O CFC (Conselho Federal de Contabilidade) é o órgão responsável por regulamentar, fiscalizar e normatizar a profissão contábil no Brasil. Ele define regras, emite normas, supervisiona os CRCs e decide recursos de penalidades aplicadas aos profissionais.

Assim como as áreas profissionais de medicina e direito têm seus respectivos conselhos profissionais, a área da contabilidade também tem o seu: o CFC.

Portanto, quem atua ou deseja atuar na área precisa entender o que é, saber qual é a função e a diferença entre o CFC e os CRCs.

Por isso, acompanhe este artigo e entenda as principais questões sobre esse assunto!

O que é o CFC?

O Conselho Federal de Contabilidade (CFC) é uma autarquia especial corporativa que fiscaliza e regulamenta o exercício da contabilidade no Brasil. Além disso, ele normatiza e orienta o funcionamento da profissão.

O CFC também tem a função decisória, em última instância, acerca dos recursos das penalidades que forem impostas aos profissionais pelos Conselhos Regionais de Contabilidade (CRCs), edita as Normas Brasileiras de Contabilidade e faz a regulação dos programas de educação continuada e dos princípios de contabilidade do cadastro de qualificação técnica.

Entenda a diferença entre CRC e CFC contabilidade

Diferentemente do CFC, que tem atuação a nível federal, cada estado e o DF tem o seu CRC. Assim, é a partir de um representante de cada estado e do DF que se forma o Conselho Federal.

Dessa maneira, o Conselho Regional tem atuação apenas no estado em que está inserido, enquanto o Conselho Federal tem atuação mais ampla, com autonomia para decidir sobre as punições que o conselho de cada estado aplica aos profissionais contábeis.

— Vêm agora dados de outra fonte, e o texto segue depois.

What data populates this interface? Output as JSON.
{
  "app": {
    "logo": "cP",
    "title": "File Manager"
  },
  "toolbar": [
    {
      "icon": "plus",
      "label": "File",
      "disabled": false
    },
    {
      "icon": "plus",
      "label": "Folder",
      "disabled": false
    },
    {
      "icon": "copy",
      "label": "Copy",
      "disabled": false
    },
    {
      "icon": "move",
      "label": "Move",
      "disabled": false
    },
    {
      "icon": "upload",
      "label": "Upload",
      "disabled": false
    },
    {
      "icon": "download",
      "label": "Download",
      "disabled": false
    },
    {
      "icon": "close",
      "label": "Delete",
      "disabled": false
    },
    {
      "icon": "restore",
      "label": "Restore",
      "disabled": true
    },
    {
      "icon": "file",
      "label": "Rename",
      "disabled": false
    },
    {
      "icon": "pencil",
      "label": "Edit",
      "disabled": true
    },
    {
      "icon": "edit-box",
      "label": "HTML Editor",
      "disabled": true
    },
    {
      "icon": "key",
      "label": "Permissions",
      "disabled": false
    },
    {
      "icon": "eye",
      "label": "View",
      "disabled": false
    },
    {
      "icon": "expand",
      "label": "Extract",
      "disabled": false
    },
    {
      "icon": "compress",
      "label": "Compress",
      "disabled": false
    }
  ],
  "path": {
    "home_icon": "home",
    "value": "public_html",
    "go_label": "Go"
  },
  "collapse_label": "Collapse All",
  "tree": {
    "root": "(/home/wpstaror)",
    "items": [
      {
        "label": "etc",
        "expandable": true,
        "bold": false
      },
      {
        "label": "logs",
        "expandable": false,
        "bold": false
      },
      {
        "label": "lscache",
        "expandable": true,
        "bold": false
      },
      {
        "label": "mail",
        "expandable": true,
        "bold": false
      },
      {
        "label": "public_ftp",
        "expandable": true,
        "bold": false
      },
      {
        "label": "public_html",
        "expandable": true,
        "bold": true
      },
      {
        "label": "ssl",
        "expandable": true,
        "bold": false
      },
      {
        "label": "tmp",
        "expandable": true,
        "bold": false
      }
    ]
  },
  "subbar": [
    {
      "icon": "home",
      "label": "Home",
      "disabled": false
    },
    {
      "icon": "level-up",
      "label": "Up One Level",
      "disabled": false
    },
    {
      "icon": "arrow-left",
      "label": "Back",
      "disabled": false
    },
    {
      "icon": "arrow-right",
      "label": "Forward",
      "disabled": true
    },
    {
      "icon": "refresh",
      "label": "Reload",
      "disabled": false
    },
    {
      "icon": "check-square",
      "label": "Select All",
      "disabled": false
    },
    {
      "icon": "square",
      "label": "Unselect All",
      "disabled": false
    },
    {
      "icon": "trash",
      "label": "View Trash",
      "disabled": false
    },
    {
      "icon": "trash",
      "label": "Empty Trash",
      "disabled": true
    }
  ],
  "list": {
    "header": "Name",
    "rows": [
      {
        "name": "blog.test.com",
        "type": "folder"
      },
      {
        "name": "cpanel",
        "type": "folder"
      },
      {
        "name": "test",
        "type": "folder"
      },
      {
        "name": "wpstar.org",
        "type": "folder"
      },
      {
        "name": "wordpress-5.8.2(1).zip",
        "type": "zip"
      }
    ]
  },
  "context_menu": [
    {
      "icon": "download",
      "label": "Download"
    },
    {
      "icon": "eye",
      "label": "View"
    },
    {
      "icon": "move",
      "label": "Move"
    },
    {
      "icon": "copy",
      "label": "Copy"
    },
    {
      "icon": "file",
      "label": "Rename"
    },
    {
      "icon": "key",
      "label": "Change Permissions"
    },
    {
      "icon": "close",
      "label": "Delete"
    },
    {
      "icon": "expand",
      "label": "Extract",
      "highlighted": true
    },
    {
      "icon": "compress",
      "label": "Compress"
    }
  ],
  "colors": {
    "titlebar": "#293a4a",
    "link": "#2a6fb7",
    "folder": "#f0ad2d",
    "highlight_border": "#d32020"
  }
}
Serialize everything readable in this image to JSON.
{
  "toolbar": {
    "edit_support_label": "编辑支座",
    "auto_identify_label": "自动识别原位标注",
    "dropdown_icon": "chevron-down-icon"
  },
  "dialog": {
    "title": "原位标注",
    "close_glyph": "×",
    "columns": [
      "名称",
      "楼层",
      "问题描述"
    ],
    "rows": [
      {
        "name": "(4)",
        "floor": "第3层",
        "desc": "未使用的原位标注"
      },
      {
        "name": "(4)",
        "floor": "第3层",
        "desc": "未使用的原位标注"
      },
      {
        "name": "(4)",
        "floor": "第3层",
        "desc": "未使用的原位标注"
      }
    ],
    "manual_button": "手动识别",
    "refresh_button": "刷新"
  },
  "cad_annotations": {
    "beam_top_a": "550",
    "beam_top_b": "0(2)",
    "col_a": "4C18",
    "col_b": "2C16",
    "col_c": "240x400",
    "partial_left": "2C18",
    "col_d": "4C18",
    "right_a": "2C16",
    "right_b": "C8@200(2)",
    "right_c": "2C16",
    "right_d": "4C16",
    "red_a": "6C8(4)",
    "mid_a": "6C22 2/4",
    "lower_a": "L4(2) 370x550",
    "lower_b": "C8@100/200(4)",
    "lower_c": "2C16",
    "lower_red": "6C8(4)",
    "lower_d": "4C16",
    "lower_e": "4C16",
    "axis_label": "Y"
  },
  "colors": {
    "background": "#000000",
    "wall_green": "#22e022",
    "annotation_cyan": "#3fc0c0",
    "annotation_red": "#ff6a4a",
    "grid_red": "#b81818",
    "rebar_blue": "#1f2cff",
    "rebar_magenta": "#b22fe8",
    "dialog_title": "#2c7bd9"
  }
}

Além disso, o CRC é subordinado ao CFC e existem diferenças práticas de funções. As funções do CFC já foram mencionadas no tópico anterior, enquanto os Conselhos Regionais têm a função de realizar a expedição e o registro das carteiras profissionais dos contadores do seu estado e impor eventuais punições que sejam necessárias.

Quem está isento do exame do CFC?

Estão isentos do Exame de Suficiência do CFC contabilidade apenas os técnicos em contabilidade que concluíram o curso até 14 de junho de 2010, data anterior à revogação da lei que permitia o exercício da profissão sem a prova. 

Todos os demais formados em Ciências Contábeis, inclusive bacharéis, precisam realizar o exame do CFC contabilidade e ser aprovados para obter o registro no CRC.

Quem precisa se registrar no CRC? 

Todo profissional formado em Ciências Contábeis que deseja atuar legalmente como contador no Brasil precisa se registrar no CRC (Conselho Regional de Contabilidade), incluindo bacharéis aprovados no Exame de Suficiência, técnicos contábeis formados antes da extinção do curso e qualquer pessoa que pretenda exercer atividades contábeis, como escrituração, auditoria, perícia, consultoria ou emissão de demonstrações financeiras.

O que é exame de suficiência?

O exame de suficiência é uma prova que todos os técnicos e bacharéis em Ciências Contábeis necessitam fazer após formados. Essa prova tem o objetivo de identificar se os profissionais têm conhecimento teórico suficiente para exercer a profissão.

Esse exame também é chamado de prova ou exame do CFC, o que pode causar confusão entre os recém-formados, mas essa é apenas uma variação da nomenclatura.

O que cai no exame do CFC contabilidade?

O exame é composto por 50 questões objetivas de múltipla escolha. É preciso acertar, ao menos, 50% da prova para conquistar o registro profissional. Além disso, o profissional pode utilizar calculadora, desde que não tenha a função de armazenar texto.

Em termos de conteúdo, a prova engloba diversas matérias, como:

  • Ética do contador;
  • Contabilidade geral;
  • Controladoria;
  • Contabilidade de custos;
  • Noções de legislação e direito;
  • Teoria contábil;
  • Normas brasileiras de contabilidade de princípios contábeis;
  • Língua portuguesa aplicada.

Sendo assim, o CFC e os conselhos regionais são de extrema importância para a área da contabilidade, seus profissionais e o público, pois garante a qualidade dos serviços que serão prestados e regula o exercício da profissão no país.